“Avoid the crush”: hazards of medication administration in patients with dysphagia or a feeding tube

CASE 1: A 70-year-old woman is admitted with an acute dysphagic stroke. A pureed and thickened liquid diet is started during her hospital stay. Efforts at rehabilitation are hampered by severe knee pain from chronic osteoarthritis. Her pain is initially managed with a short-acting preparation of oxycodone hydrochloride, which is then switched to an analgesic-equivalent dose of the same drug in a sustained-release preparation. The next day the patient is found to be unresponsive.

CASE 2: A 75-year-old man with a percutaneous endoscopic gastrostomy tube complains of severe heartburn and undergoes endoscopy. He is found to have severe reflux esophagitis and is given omeprazole, 20 mg twice daily, to be administered through the feeding tube. After 1 month of therapy the patient's symptoms have not resolved.

Both of the patients described above experienced an adverse drug event that shared a contributing cause.

In case 1, the patient was prescribed a tablet that she was unable to swallow whole. Because of a lack of knowledge of the characteristics of the product, the tablet was crushed for ease of administration. Oxycodone is a potent opioid, and the sustained-release formulation is designed to deliver the drug gradually over 12 hours. Crushing the tablet destroyed the drug's sustained-release properties and led to rapid absorption of the entire 12-hour dose, which resulted in sedation and respiratory depression.

In case 2, the desired benefit of the drug therapy was not obtained because the tablet was crushed. Omeprazole is formulated as an enteric-coated tablet to avoid inactivation of the drug by gastric acid. Crushing the tablet compromised the protective coating, which resulted in loss of efficacy.
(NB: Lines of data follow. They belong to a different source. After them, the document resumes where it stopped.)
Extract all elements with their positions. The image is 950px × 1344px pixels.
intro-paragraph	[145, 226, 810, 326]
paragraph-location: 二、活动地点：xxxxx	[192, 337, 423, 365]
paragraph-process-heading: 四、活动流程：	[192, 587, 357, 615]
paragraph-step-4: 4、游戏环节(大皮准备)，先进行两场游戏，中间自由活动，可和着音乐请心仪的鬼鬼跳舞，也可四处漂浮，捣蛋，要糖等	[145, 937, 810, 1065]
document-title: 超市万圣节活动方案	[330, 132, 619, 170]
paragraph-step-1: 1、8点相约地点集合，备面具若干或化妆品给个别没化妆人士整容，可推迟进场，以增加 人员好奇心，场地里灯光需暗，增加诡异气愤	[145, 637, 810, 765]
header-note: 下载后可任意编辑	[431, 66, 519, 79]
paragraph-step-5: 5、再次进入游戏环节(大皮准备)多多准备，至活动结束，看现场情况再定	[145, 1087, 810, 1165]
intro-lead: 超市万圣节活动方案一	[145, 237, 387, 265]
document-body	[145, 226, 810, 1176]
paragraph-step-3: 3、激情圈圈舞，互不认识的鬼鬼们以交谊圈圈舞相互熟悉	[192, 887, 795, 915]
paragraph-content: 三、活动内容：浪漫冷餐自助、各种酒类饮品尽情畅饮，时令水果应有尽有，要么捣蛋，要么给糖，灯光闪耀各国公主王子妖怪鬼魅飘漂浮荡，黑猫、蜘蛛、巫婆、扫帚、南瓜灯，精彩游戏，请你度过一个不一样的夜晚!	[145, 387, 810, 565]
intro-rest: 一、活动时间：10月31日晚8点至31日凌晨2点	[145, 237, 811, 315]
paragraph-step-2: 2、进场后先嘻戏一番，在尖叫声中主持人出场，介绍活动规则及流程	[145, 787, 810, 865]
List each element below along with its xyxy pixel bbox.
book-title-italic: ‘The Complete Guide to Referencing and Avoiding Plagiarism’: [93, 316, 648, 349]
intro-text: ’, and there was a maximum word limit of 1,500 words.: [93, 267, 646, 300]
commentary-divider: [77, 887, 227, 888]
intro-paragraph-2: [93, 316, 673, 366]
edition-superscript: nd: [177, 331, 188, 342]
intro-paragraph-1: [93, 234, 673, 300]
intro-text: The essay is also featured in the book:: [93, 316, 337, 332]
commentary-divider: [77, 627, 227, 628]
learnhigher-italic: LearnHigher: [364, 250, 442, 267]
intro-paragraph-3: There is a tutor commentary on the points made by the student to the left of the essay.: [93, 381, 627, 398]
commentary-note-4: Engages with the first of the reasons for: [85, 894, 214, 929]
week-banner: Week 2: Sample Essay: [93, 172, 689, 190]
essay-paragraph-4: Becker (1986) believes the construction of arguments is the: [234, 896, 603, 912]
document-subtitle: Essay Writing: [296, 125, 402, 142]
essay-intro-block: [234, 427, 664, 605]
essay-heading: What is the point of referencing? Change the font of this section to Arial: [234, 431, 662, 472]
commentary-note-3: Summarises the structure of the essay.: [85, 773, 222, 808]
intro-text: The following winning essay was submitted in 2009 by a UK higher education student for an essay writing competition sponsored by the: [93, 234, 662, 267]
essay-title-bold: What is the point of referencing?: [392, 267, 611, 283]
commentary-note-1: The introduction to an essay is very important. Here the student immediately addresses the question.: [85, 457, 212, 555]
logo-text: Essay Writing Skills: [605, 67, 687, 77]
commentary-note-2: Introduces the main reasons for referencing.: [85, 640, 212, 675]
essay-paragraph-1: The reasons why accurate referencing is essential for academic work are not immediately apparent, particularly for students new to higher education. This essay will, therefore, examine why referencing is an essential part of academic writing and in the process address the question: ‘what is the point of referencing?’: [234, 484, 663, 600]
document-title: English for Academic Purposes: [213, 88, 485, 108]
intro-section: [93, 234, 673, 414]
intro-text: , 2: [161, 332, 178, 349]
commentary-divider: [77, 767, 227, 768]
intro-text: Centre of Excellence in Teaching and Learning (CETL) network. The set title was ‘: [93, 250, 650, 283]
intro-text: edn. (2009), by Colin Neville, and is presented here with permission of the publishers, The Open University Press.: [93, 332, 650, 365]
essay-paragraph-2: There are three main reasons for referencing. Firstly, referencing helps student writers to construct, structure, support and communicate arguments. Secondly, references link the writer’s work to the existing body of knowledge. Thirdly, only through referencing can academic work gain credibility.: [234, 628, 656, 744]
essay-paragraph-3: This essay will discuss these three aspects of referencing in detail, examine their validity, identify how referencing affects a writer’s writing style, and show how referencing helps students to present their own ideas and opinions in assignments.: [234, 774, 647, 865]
Drugs are increasingly being marketed in an array of sophisticated formulations that are intended to improve the efficacy of the agent. However, the resulting availability of multiple products with similar names and a lack of caregiver understanding of the properties of the various preparations create a significant risk of adverse drug events. Little has been published about adverse events resulting from the improper use of certain dosage formulations. Lesar¹ characterized prescribing errors involving or related to medication dosage forms in hospital patients. The most common error (in 70% of cases) was failure to specify the extended-release formulation when it was intended (e.g., prescribing nifedipine 60 mg orally once daily instead of nifedipine XL 60 mg). These errors were identified and intercepted by pharmacists, but many had the potential for serious consequences if the short-acting formulation had been given in the dose intended for the long-acting drug. Another common error (in 12% of cases) was the prescribing of extended-release formulations for administration through a feeding tube, which can also result in adverse consequences.¹ The risk of errors related to dosage formulation is not limited to prescribing; errors may also occur at other stages, including the review of the medication order and drug preparation, dispensing and administration.^1,2

Many patients, especially those in hospital or long-term care institutions, have swallowing disorders or require feeding tubes. These patients have trouble ingesting solid forms of drugs (e.g., tablets and capsules) orally. For some medications, liquid formulations are available for oral administsration and may serve as a suitable option, except in patients with dysphagia for liquids. However, in most situations an oral liquid formulation is not available, and opening the capsule or crushing the tablet for mixing with food or administration through a feeding tube is necessary. Although this is a reasonable option for many types of capsules and uncoated, compressed tablets, there are certain drug formulations that should not be crushed (Table 1).³ Doing so may alter the intended effect of the drug and, in some cases, may cause an adverse event.

Table 1

Institutions may wish to adopt the following strategies to reduce the risk of adverse events related to improper administration of various dosage formulations:

• Development of methods for close communication between the physician, speech language pathologist (if involved in swallowing assessment), nurse and pharmacist regarding the patient's swallowing ability. For example, the speech language pathologist could write suggestions in the physician's orders regarding the patient's ability to swallow medications, and a copy of this suggestion could be sent to the pharmacy. (Sunnybrook and Women's College Health Sciences Centre has developed a communication method that is available from the author.)

• Development of pharmacy computer alerts indicating the swallowing status of individual patients to guide the pharmacist in selecting a product.

• Inclusion of instructions on the medication administration record that guide the nurse regarding appropriate administration of specific drugs (e.g., “Open capsule and mix intact beads in pureed food”; “Mix liquid medication in pureed food”).

• Creation of lists of commonly used medications or drugs on the formulary that should not be crushed, with suggestions for alternative products.

• Development of a computerized physician order entry system that provides decision support for checking overly high doses (e.g., if the dose is intended for an extended-release formulation but a regular-release product is selected) and warning against prohibited routes of administration (e.g., giving an enteric-coated preparation through a feeding tube).

With increased recognition of this problem, as well as improvements in health care provider knowledge and enhancements to medication use systems, adverse events related to sustained-release and enteric-coated formulations of drugs can be avoided.

Patricia Cornish Patient Safety Service Department of Pharmacy Sunnybrook and Women's College Health Sciences Centre Toronto, Ont.